What it covered: Institutionalised patients and nursing home residents (n=9,423) randomised to corn oil margarine replacing saturated fat. Data recovered and re-analysed from a trial conducted 1968–73.

Findings: LDL was reduced in the intervention group, but mortality was higher. Each 30 mg/dL reduction in cholesterol was associated with higher, not lower, mortality.

Limitations: Institutionalised population not representative of general adults; high corn oil dose; margarine used contained trans fats in some periods; confounding cannot be fully excluded from recovered data. The dissociation between LDL reduction and mortality outcome is a genuine finding that highlights LDL as an insufficient surrogate for clinical benefit in all contexts.

Possible explanations (unproven): Trans fats in the margarine used during some periods are now established cardiovascular risk factors and could account for part of the harm signal; the institutionalised population had high baseline morbidity; the very high-dose corn oil intervention may not be comparable to moderate habitual seed oil use in a healthier population.

What it covered: Pooled analysis of 30 prospective cohort studies using blood biomarkers of linoleic acid intake as objective exposure measures.

Findings: Higher LA biomarker levels associated with lower cardiovascular disease incidence and mortality. Also associated with lower inflammatory markers — the opposite of the inflammation hypothesis.

Limitations: Observational design; biomarker levels reflect habitual intake but confounding with overall dietary pattern cannot be excluded.

Most trials and observational studies examine populations with moderate LA intake. The long-term clinical effects of intake at the very high end of the distribution — as in ultra-processed food heavy diets — are not well characterised.

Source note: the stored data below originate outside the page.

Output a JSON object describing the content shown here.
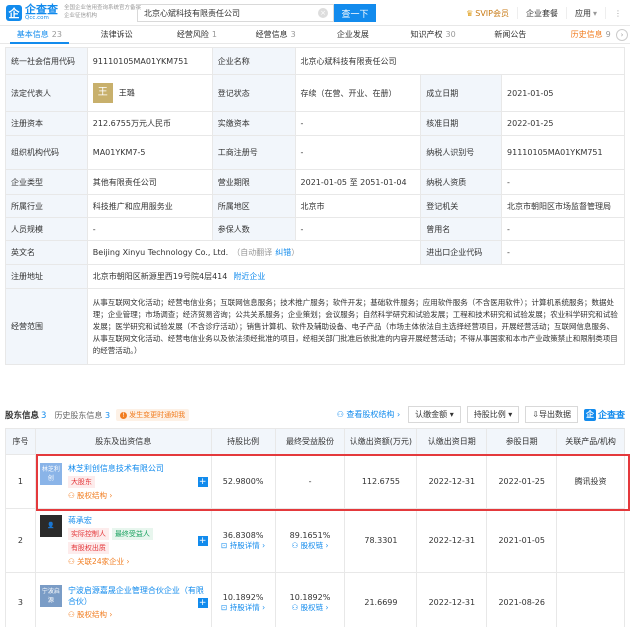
{
  "header": {
    "logo_char": "企",
    "logo_name": "企查查",
    "logo_domain": "Qcc.com",
    "slogan": "全国企业信用查询系统官方备案企业征信机构",
    "search_value": "北京心斌科技有限责任公司",
    "search_button": "查一下",
    "svip": "SVIP会员",
    "suite": "企业套餐",
    "apps": "应用",
    "more": "⋮"
  },
  "tabs": [
    {
      "label": "基本信息",
      "count": "23"
    },
    {
      "label": "法律诉讼",
      "count": ""
    },
    {
      "label": "经营风险",
      "count": "1"
    },
    {
      "label": "经营信息",
      "count": "3"
    },
    {
      "label": "企业发展",
      "count": ""
    },
    {
      "label": "知识产权",
      "count": "30"
    },
    {
      "label": "新闻公告",
      "count": ""
    },
    {
      "label": "历史信息",
      "count": "9"
    }
  ],
  "info": {
    "credit_code_label": "统一社会信用代码",
    "credit_code": "91110105MA01YKM751",
    "company_name_label": "企业名称",
    "company_name": "北京心斌科技有限责任公司",
    "legal_rep_label": "法定代表人",
    "legal_rep_avatar": "王",
    "legal_rep": "王璐",
    "reg_status_label": "登记状态",
    "reg_status": "存续（在营、开业、在册）",
    "found_date_label": "成立日期",
    "found_date": "2021-01-05",
    "reg_capital_label": "注册资本",
    "reg_capital": "212.6755万元人民币",
    "paid_capital_label": "实缴资本",
    "paid_capital": "-",
    "approve_date_label": "核准日期",
    "approve_date": "2022-01-25",
    "org_code_label": "组织机构代码",
    "org_code": "MA01YKM7-5",
    "biz_reg_label": "工商注册号",
    "biz_reg": "-",
    "taxpayer_id_label": "纳税人识别号",
    "taxpayer_id": "91110105MA01YKM751",
    "company_type_label": "企业类型",
    "company_type": "其他有限责任公司",
    "biz_term_label": "营业期限",
    "biz_term": "2021-01-05 至 2051-01-04",
    "taxpayer_qual_label": "纳税人资质",
    "taxpayer_qual": "-",
    "industry_label": "所属行业",
    "industry": "科技推广和应用服务业",
    "region_label": "所属地区",
    "region": "北京市",
    "reg_authority_label": "登记机关",
    "reg_authority": "北京市朝阳区市场监督管理局",
    "staff_label": "人员规模",
    "staff": "-",
    "insured_label": "参保人数",
    "insured": "-",
    "former_name_label": "曾用名",
    "former_name": "-",
    "english_label": "英文名",
    "english": "Beijing Xinyu Technology Co., Ltd.",
    "english_note": "（自动翻译",
    "english_fix": "纠错",
    "english_close": "）",
    "import_export_label": "进出口企业代码",
    "import_export": "-",
    "address_label": "注册地址",
    "address": "北京市朝阳区新源里西19号院4层414",
    "nearby": "附近企业",
    "scope_label": "经营范围",
    "scope": "从事互联网文化活动；经营电信业务；互联网信息服务；技术推广服务；软件开发；基础软件服务；应用软件服务（不含医用软件）；计算机系统服务；数据处理；企业管理；市场调查；经济贸易咨询；公共关系服务；企业策划；会议服务；自然科学研究和试验发展；工程和技术研究和试验发展；农业科学研究和试验发展；医学研究和试验发展（不含诊疗活动）；销售计算机、软件及辅助设备、电子产品（市场主体依法自主选择经营项目，开展经营活动；互联网信息服务、从事互联网文化活动、经营电信业务以及依法须经批准的项目，经相关部门批准后依批准的内容开展经营活动；不得从事国家和本市产业政策禁止和限制类项目的经营活动。）"
  },
  "shareholders": {
    "title": "股东信息",
    "count": "3",
    "history": "历史股东信息",
    "history_count": "3",
    "warn_icon": "!",
    "warn": "发生变更时通知我",
    "tool_structure": "查看股权结构 ›",
    "tool_amount": "认缴金额 ▾",
    "tool_ratio": "持股比例 ▾",
    "tool_export": "导出数据",
    "brand": "企查查",
    "columns": [
      "序号",
      "股东及出资信息",
      "持股比例",
      "最终受益股份",
      "认缴出资额(万元)",
      "认缴出资日期",
      "参股日期",
      "关联产品/机构"
    ],
    "rows": [
      {
        "no": "1",
        "logo": "林芝利创",
        "name": "林芝利创信息技术有限公司",
        "tags": [
          "大股东"
        ],
        "tag_colors": [
          "red"
        ],
        "link": "股权结构 ›",
        "ratio": "52.9800%",
        "ratio_link": "",
        "benefit": "-",
        "benefit_link": "",
        "amount": "112.6755",
        "sub_date": "2022-12-31",
        "join_date": "2022-01-25",
        "product": "腾讯投资"
      },
      {
        "no": "2",
        "logo": "",
        "name": "蒋承宏",
        "tags": [
          "实际控制人",
          "最终受益人",
          "有股权出质"
        ],
        "tag_colors": [
          "red",
          "green",
          "red"
        ],
        "link": "关联24家企业 ›",
        "ratio": "36.8308%",
        "ratio_link": "持股详情 ›",
        "benefit": "89.1651%",
        "benefit_link": "股权链 ›",
        "amount": "78.3301",
        "sub_date": "2022-12-31",
        "join_date": "2021-01-05",
        "product": ""
      },
      {
        "no": "3",
        "logo": "宁波启源",
        "name": "宁波启源嘉晟企业管理合伙企业（有限合伙）",
        "tags": [],
        "tag_colors": [],
        "link": "股权结构 ›",
        "ratio": "10.1892%",
        "ratio_link": "持股详情 ›",
        "benefit": "10.1892%",
        "benefit_link": "股权链 ›",
        "amount": "21.6699",
        "sub_date": "2022-12-31",
        "join_date": "2021-08-26",
        "product": ""
      }
    ]
  }
}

Extrapolating from moderate-intake studies to very high intake is not well-supported.

The typical pattern in ultra-processed food heavy diets is high seed oil intake combined with very low oily fish or omega-3 intake. This combined exposure has not been studied with adequate power as a distinct dietary pattern. The interaction between high LA and low EPA/DHA on inflammatory pathways may behave differently to either exposure in isolation.

Laboratory studies establish that aldehydes are generated during heating of seed oils, but the absorbed dose from normally cooked food under domestic conditions has not been adequately characterised. Long-term human trials comparing health outcomes from different cooking fats under controlled conditions do not exist.

Sunflower, soybean, rapeseed, corn, and safflower oils differ considerably in fatty acid composition, minor lipid constituents, and refining methods. The evidence base rarely disaggregates these differences. Treating them as a single category for the purposes of evidence review is a simplification that may obscure meaningful heterogeneity.

High seed oil intake at the upper end of the distribution is strongly correlated with ultra-processed food consumption. People eating the most seed oils are largely consuming them via processed snacks, fast food, and ready meals rather than as cooking oils added to whole foods. Health associations in these populations may partly reflect the broader dietary pattern rather than the oils themselves. This confounding is rarely disaggregated in the literature and means observational findings at high intake levels should be interpreted with particular caution.

The Sydney Diet Heart Study and Minnesota Coronary Experiment found unexpected harm signals that have not been adequately explained by the mainstream consensus. Their methodological limitations reduce their weight but do not eliminate it. The Minnesota result in particular highlights that LDL reduction is not a sufficient surrogate for clinical benefit in all contexts. Plausible explanations include trans fat contamination, very high-dose exposure, and population-specific effects — but none has been proven.